Washington districts face a statewide staffing shortage that is documented and severe. The Office of the Washington State Auditor has flagged retention as a systemic failure point, with school psychologists and specialized educators leaving the field at unsustainable rates. That context explains why districts sometimes hold meetings without all required members present — but it does not excuse it.

Approximately 165,000 students in Washington receive special education services, and every one of them is entitled to a team meeting that meets the legal standard. The funding crisis — a $531 million shortfall in special education funding during the 2024–2025 school year — creates financial pressure on districts, but WAC 392-172A does not have a budget exception.

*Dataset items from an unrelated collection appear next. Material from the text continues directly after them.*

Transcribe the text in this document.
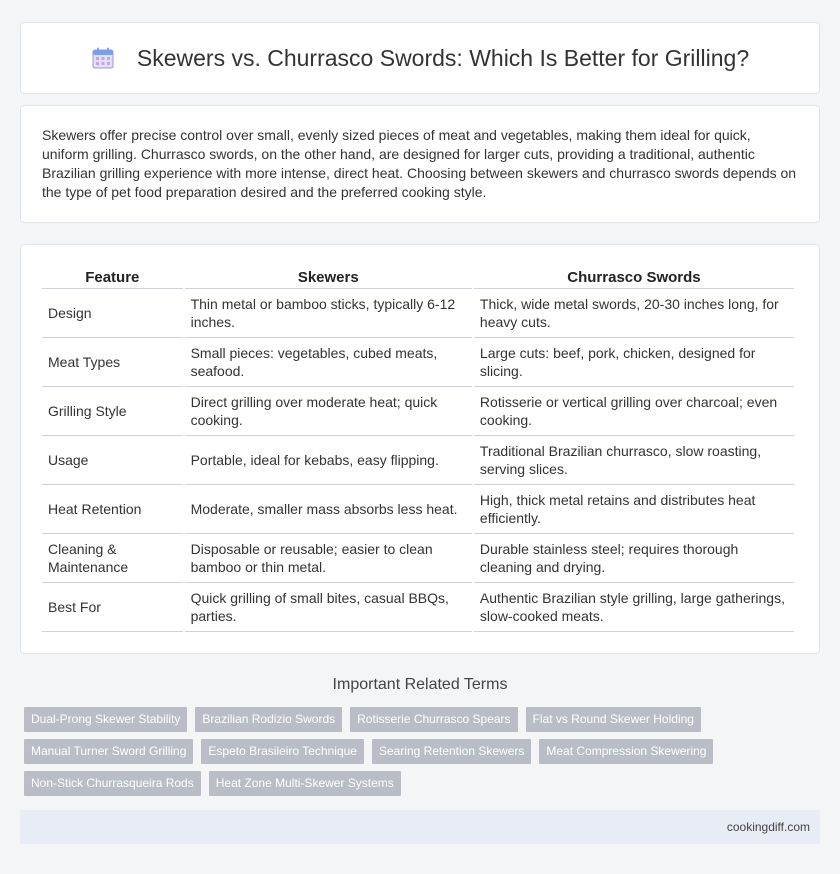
Skewers vs. Churrasco Swords: Which Is Better for Grilling?

Skewers offer precise control over small, evenly sized pieces of meat and vegetables, making them ideal for quick, uniform grilling. Churrasco swords, on the other hand, are designed for larger cuts, providing a traditional, authentic Brazilian grilling experience with more intense, direct heat. Choosing between skewers and churrasco swords depends on the type of pet food preparation desired and the preferred cooking style.

Feature	Skewers	Churrasco Swords
Design	Thin metal or bamboo sticks, typically 6-12 inches.	Thick, wide metal swords, 20-30 inches long, for heavy cuts.
Meat Types	Small pieces: vegetables, cubed meats, seafood.	Large cuts: beef, pork, chicken, designed for slicing.
Grilling Style	Direct grilling over moderate heat; quick cooking.	Rotisserie or vertical grilling over charcoal; even cooking.
Usage	Portable, ideal for kebabs, easy flipping.	Traditional Brazilian churrasco, slow roasting, serving slices.
Heat Retention	Moderate, smaller mass absorbs less heat.	High, thick metal retains and distributes heat efficiently.
Cleaning & Maintenance	Disposable or reusable; easier to clean bamboo or thin metal.	Durable stainless steel; requires thorough cleaning and drying.
Best For	Quick grilling of small bites, casual BBQs, parties.	Authentic Brazilian style grilling, large gatherings, slow-cooked meats.
Important Related Terms
Dual-Prong Skewer Stability	Brazilian Rodizio Swords	Rotisserie Churrasco Spears	Flat vs Round Skewer Holding
Manual Turner Sword Grilling	Espeto Brasileiro Technique	Searing Retention Skewers	Meat Compression Skewering
Non-Stick Churrasqueira Rods	Heat Zone Multi-Skewer Systems
cookingdiff.com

Preparing to Be an Equal Member

The most effective thing you can do before any IEP meeting is understand that you are not petitioning the district — you are convening as an equal member of the team. Your signature on the IEP is meaningful. You have the right to disagree, request revisions, and withhold consent for services you do not believe are appropriate.

The Washington IEP & 504 Blueprint walks through each member's role in detail, gives you the questions to ask when a key member is missing, and provides the documentation language you need to protect your rights before, during, and after the meeting. Get the complete toolkit at specialedstartguide.com/us/washington/iep-guide/

Coming into the meeting knowing the legal team requirements sends an immediate message: you have done your homework, and procedural shortcuts will not go unnoticed.